We sat eating our meal of corned brisket and potatoes, the steam rising off the pink meat. Just as my old dad, I liked nothing better than to eat the yellow fat on corned meat while it was hot, the thicker the better, with that bubbly look about it. But Daniel and his family cut the fat away from their meat and left it on the side of the plate. Irie had a go at it when she seen I was enjoying it but she did not take to it. Tip’s nose was at the door and she give a bit of a whimper every few minutes, imploring them to toss her the fat. To my way of thinking, in that house the dog got the best of it. The beans and carrots from Esme’s garden that she had kept in the chiller was green and orange on our plates. They had been kept awhile and tasted of mould. But Esme’s bread was the best I ever tasted next to my mother’s. She made it herself.
Miriam said, Jon Swann hit me for nothing. Esme said, Did you cry? I hit him back like Daddy tells us to, the girl said. You shouldn’t go hitting people, Esme said. Daniel reached and touched the girl on the shoulder. Jon Swann won’t hit you again, darling. Bullies don’t like getting hit back. Irie said, Miriam is lying, Dad. Jon Swann is not a bully. He did not hit anybody. Esme leaned down at her youngest. Is this true, Miriam? He hit me, the child said. Irie don’t know everything. He did not hit you, Irie said in her quiet voice, stating the fact in a way that was not unlike her dad’s manner of talking, so that we all believed her and disbelieved Miriam. Doesn’t know everything, Esme said, correcting Miriam’s way of speaking. I knew that already and me and Irie give each other a quick look. That is when Miriam started to cry. Now come on, eat up, you two, Esme said. I am eating up, Miriam shouted through her crying. Like a bird she was, quick to fly. Esme put a hand to the little girl’s cheek, as if she was testing for a sign of fever, and I thought of my mother’s hand against my cheek and her words of comfort to me that was also a warning.

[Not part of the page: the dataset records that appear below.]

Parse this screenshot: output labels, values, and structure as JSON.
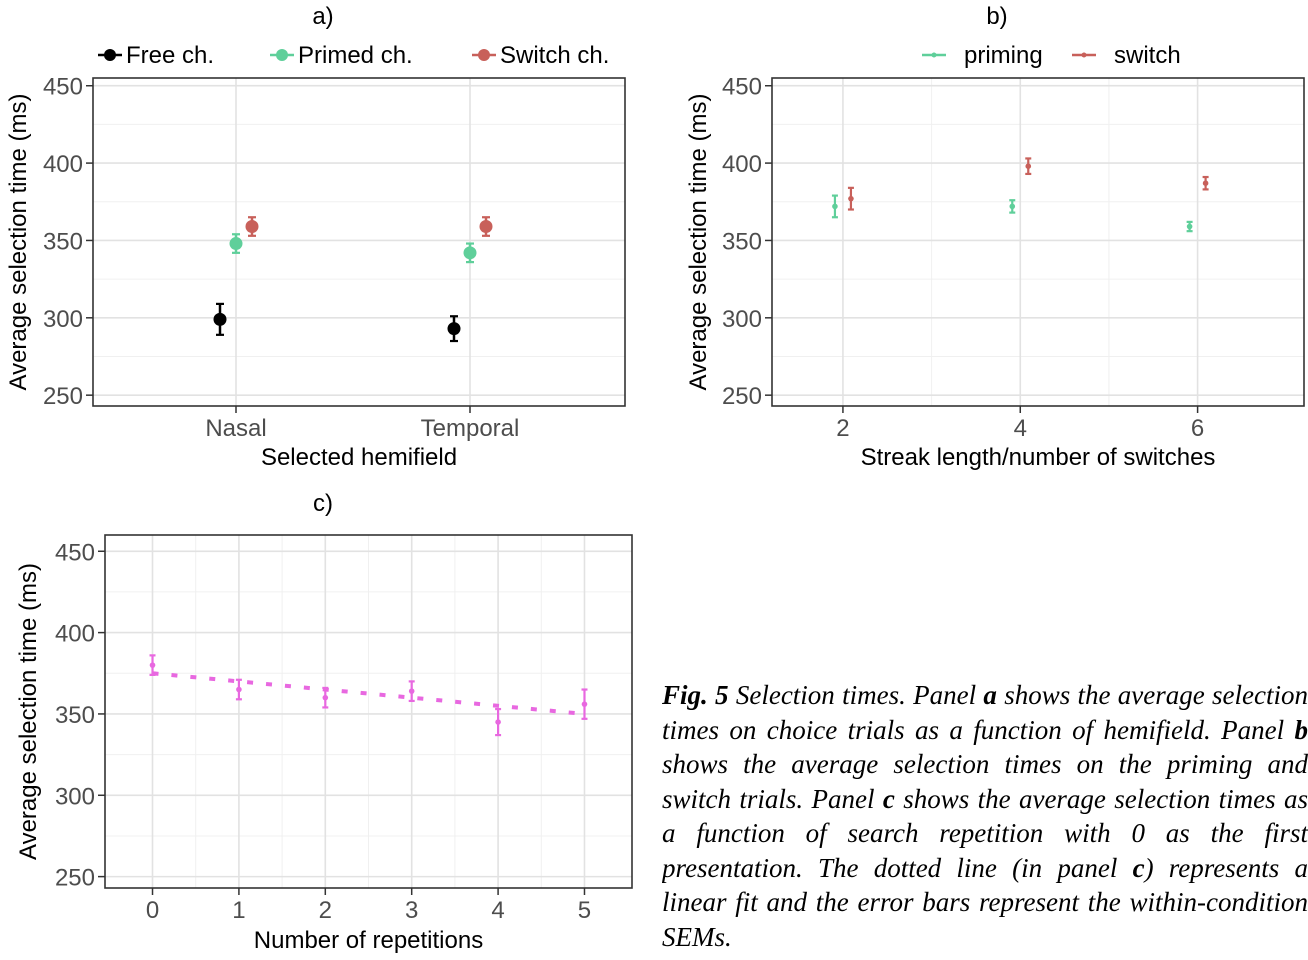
{
  "chart_data": [
    {
      "type": "scatter",
      "title": "a)",
      "xlabel": "Selected hemifield",
      "ylabel": "Average selection time (ms)",
      "categories": [
        "Nasal",
        "Temporal"
      ],
      "yticks": [
        250,
        300,
        350,
        400,
        450
      ],
      "ylim": [
        243,
        455
      ],
      "grid": true,
      "legend": "top",
      "series": [
        {
          "name": "Free ch.",
          "color": "#000000",
          "values": [
            299,
            293
          ],
          "err": [
            10,
            8
          ]
        },
        {
          "name": "Primed ch.",
          "color": "#5fcf9a",
          "values": [
            348,
            342
          ],
          "err": [
            6,
            6
          ]
        },
        {
          "name": "Switch ch.",
          "color": "#c8605a",
          "values": [
            359,
            359
          ],
          "err": [
            6,
            6
          ]
        }
      ]
    },
    {
      "type": "scatter",
      "title": "b)",
      "xlabel": "Streak length/number of switches",
      "ylabel": "Average selection time (ms)",
      "xticks": [
        2,
        4,
        6
      ],
      "xlim": [
        1.2,
        7.2
      ],
      "yticks": [
        250,
        300,
        350,
        400,
        450
      ],
      "ylim": [
        243,
        455
      ],
      "grid": true,
      "legend": "top",
      "series": [
        {
          "name": "priming",
          "color": "#5fcf9a",
          "x": [
            2,
            4,
            6
          ],
          "values": [
            372,
            372,
            359
          ],
          "err": [
            7,
            4,
            3
          ]
        },
        {
          "name": "switch",
          "color": "#c8605a",
          "x": [
            2,
            4,
            6
          ],
          "values": [
            377,
            398,
            387
          ],
          "err": [
            7,
            5,
            4
          ]
        }
      ]
    },
    {
      "type": "scatter",
      "title": "c)",
      "xlabel": "Number of repetitions",
      "ylabel": "Average selection time (ms)",
      "xticks": [
        0,
        1,
        2,
        3,
        4,
        5
      ],
      "xlim": [
        -0.55,
        5.55
      ],
      "yticks": [
        250,
        300,
        350,
        400,
        450
      ],
      "ylim": [
        243,
        460
      ],
      "grid": true,
      "series": [
        {
          "color": "#e868e0",
          "x": [
            0,
            1,
            2,
            3,
            4,
            5
          ],
          "values": [
            380,
            365,
            360,
            364,
            345,
            356
          ],
          "err": [
            6,
            6,
            6,
            6,
            8,
            9
          ]
        }
      ],
      "fit": {
        "x": [
          0,
          5
        ],
        "y": [
          375,
          350
        ],
        "style": "dotted",
        "color": "#e868e0"
      }
    }
  ],
  "caption": {
    "label": "Fig. 5",
    "text_1": " Selection times. Panel ",
    "a": "a",
    "text_2": " shows the average selection times on choice trials as a function of hemifield. Panel ",
    "b": "b",
    "text_3": " shows the average selection times on the priming and switch trials. Panel ",
    "c": "c",
    "text_4": " shows the average selection times as a function of search repetition with 0 as the first presentation. The dotted line (in panel ",
    "c2": "c",
    "text_5": ") represents a linear fit and the error bars represent the within-condition SEMs."
  }
}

We all hang on the cross, Bobby Blue. And I seen how Miriam was suffering the injustice of the entire world just then, the way children will. On the cross, she was. Daniel wiped the gravy from his plate with a slice of Esme’s soft white bread and ate it, taking it in two mouthfuls. He picked up his mug and washed the sodden bread down with tea. There’s more, Esme said, looking at him. She waited for him to look at her but he did not look at her, so she got up and started clearing away, telling the girls to go and wash and get themselves ready for bed. Irie went over to Miriam and she put her arm around her sister and took her out to the tank where the washing things was kept. I heard Miriam say, He did hit me. But her need to be believed had gone out of it.